On ne peut comprendre la suite du développement politique du Québec sans étudier deux partis quelque peu antagonistes mais ayant eu un rôle égal dans la définition de ce qu’est la souveraineté québécoise aujourd’hui. En premier lieu, le Parti Libéral québécois, le plus ancien de la province, plutôt fédéraliste, qui reste indépendant du parti libéral canadien, mais, dans une certaine mesure, reste soumis à ce dernier, longtemps représenté par Pierre-Elliott Trudeau. Le père de Justin, l’actuel Premier ministre canadien, est une figure qui divise beaucoup, à tel point qu’il est vu par de nombreux québécois comme une sorte de traître. Élu à la tête du Canada en avril 1968, né au Québec, il fait pourtant partie d’une élite politique bilingue qui voit en l’union actuelle des anglophones et des francophones le seul avenir du Canada. Une grande partie de son mandat est donc caractérisée par une lutte acharnée contre l’indépendantisme grandissant. Le mandat de Trudeau est marqué par la Crise d’Octobre (1970) : des membres du Front de Libération du Québec (FLQ), un groupe terroriste indépendantiste, prend en otage un diplomate britannique et le ministre du Travail du Québec, Jean Laporte. Ce dernier décède pendant sa détention. Soutenu par Bourassa et le maire de Montréal, Pierre-Elliott Trudeau proclame la Loi sur les Mesures de guerre. L’armée prend le contrôle de la Belle Province, perquisitions et rafles s’ensuivent. Beaucoup voient en ces mesures un acte de dictature, réduisant à néant la souveraineté québécoise. Ces événements sont donc fondamentaux dans l’émergence du principal parti indépendantiste Québécois : Le Parti Québécois (PQ).

 

Sans jamais parvenir à accomplir leur idéal, les acteurs du PQ ont beaucoup œuvré pour l’affirmation de l’identité de leur province. Fondé en 1968 par un ancien ministre libéral sous Lesage, René Lévesque, le Parti Québécois se place directement en opposition par rapport aux libéraux. Lévesque est élu Premier ministre du Québec avec son parti en 1976. Le nouveau chef de la Province ne cache pas son désir d’aller au plus vite vers l’indépendance. Sa première mesure phare est l’adoption de la Charte de la Langue française, ou loi 101, votée le 26 août 1977. Celle-ci impose le français à l’ensemble de l’espace public québécois (commerces, publicité, enseignement, etc.). S’en suit le projet phare des péquistes : le référendum pour la souveraineté du 20 avril, qui voit cependant le « non » l’emporter à 59,6 %. L’opinion publique québécoise reste majoritairement liée au fédéralisme, même si lors du second référendum du 30 octobre 1995 porté par le gouvernement de Jacques Parizeau, le « non » ne l’emporte qu’avec moins d’1 % d’écart.

 

Que peut-on conclure de la « Reconquête » de leur identité par les Québécois ? Si la question de l’indépendance est restée en suspens, peu abordée depuis l’échec de 1995, il est cependant possible d’affirmer que les Québécois ont malgré tout repris possession de leur Province tout au long du XXe siècle. L’industrie s’y est développée (hydroélectricité, secteur minier, pêche, etc.) et Montréal se démarque progressivement comme un centre d’activité notable : de nombreuses entreprises s’y installent (Ubisoft, Bombardier, etc.) tandis que l’innovation (aéronautique, biotechnologie, pharmaceutique) y est florissante. Cela peut être associé au secteur universitaire de la capitale de la Province : à McGill, l’Université de Montréal ou Concordia, de nombreux étudiants étrangers affluent et contribuent à dynamiser la ville.

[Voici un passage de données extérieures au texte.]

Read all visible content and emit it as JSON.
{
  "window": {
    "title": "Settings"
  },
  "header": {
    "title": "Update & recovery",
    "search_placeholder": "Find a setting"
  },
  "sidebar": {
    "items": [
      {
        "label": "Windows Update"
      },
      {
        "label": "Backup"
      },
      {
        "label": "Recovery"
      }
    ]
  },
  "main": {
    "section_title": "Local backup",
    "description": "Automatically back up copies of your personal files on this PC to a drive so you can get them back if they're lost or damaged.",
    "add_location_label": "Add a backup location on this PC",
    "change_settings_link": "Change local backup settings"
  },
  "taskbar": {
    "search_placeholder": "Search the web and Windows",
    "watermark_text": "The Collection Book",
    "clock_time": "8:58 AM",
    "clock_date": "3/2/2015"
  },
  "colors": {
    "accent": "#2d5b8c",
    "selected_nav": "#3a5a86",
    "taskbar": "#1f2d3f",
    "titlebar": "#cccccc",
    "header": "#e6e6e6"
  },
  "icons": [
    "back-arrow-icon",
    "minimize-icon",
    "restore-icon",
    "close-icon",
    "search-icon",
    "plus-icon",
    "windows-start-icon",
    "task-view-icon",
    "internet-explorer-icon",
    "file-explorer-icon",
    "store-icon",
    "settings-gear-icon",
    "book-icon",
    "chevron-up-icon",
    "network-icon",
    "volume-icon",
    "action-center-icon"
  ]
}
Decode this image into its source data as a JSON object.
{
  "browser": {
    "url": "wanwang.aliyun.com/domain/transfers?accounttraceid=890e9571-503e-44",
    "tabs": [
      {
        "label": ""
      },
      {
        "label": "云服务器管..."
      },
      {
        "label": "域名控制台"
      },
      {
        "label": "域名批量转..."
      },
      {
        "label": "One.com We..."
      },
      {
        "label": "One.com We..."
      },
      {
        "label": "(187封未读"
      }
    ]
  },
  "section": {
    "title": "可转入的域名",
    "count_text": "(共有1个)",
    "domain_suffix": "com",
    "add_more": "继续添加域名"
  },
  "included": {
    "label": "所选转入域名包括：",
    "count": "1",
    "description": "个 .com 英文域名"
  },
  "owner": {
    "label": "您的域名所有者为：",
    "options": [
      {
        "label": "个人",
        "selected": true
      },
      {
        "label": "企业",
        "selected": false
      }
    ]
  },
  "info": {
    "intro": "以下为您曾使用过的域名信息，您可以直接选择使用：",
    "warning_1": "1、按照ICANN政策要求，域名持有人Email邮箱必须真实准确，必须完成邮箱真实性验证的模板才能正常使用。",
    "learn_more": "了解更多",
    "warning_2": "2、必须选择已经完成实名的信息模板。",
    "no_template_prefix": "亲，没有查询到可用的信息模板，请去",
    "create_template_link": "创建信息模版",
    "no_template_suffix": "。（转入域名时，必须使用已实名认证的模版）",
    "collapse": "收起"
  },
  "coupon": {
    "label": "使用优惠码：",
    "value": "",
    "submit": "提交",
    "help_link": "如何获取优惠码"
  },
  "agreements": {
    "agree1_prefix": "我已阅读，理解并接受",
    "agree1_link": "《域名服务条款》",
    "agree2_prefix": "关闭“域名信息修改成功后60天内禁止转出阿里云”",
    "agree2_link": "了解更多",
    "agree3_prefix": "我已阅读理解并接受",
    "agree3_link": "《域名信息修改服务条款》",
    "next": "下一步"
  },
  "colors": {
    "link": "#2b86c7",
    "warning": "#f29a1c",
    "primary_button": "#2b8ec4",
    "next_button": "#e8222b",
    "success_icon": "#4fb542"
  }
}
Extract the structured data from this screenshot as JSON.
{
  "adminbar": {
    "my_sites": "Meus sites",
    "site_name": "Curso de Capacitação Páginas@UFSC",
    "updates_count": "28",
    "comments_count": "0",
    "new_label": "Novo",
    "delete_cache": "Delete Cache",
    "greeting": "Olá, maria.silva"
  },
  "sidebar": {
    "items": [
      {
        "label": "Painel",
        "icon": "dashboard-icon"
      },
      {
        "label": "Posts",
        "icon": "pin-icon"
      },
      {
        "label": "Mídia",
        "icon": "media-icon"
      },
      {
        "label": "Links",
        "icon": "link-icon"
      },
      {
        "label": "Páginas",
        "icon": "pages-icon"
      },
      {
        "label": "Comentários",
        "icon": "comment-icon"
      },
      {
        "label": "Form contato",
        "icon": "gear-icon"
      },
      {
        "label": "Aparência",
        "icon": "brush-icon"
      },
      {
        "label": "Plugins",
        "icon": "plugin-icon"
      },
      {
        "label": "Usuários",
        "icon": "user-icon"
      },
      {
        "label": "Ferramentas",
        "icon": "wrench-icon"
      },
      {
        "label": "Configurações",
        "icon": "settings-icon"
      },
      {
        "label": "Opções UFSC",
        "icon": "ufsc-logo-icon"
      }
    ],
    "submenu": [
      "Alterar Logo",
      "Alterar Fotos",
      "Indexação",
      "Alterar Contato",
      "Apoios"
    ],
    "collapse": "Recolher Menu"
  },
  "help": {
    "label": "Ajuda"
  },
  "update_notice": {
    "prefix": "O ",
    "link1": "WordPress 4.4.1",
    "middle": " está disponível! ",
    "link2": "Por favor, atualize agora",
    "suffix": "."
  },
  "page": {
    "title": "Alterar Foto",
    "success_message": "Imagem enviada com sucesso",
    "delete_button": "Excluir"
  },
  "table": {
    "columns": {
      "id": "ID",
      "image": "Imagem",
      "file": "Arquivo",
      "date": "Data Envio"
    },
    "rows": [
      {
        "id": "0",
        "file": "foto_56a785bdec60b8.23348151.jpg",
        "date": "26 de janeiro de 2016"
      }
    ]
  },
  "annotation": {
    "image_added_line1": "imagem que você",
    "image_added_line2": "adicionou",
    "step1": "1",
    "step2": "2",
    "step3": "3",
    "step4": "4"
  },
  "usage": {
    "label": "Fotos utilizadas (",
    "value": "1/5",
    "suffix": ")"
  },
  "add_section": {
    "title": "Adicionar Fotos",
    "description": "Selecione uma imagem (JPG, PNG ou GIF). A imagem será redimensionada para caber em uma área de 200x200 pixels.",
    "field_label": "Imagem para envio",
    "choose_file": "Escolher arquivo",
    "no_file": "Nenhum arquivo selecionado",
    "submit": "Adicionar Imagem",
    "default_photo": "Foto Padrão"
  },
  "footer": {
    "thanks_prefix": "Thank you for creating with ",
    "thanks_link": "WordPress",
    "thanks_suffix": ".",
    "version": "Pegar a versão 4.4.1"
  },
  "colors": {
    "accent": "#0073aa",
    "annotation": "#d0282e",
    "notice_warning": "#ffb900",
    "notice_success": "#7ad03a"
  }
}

Après plusieurs siècles de lutte en vue de préserver leur identité, les Québécois semblent avoir trouvé un point d’équilibre au sein duquel leur culture peut vivre et n’a plus à survivre. Montréal est devenue une destination culturelle de choix, le cinéma québécois (Xavier Dolan, Denis Villeneuve, etc.) conquiert le marché mondial. Le Québec, terre d’avenir ? Les nombreux Français qui envahissent le quartier du Plateau Mont-Royal à Montréal vous répondront certainement que oui.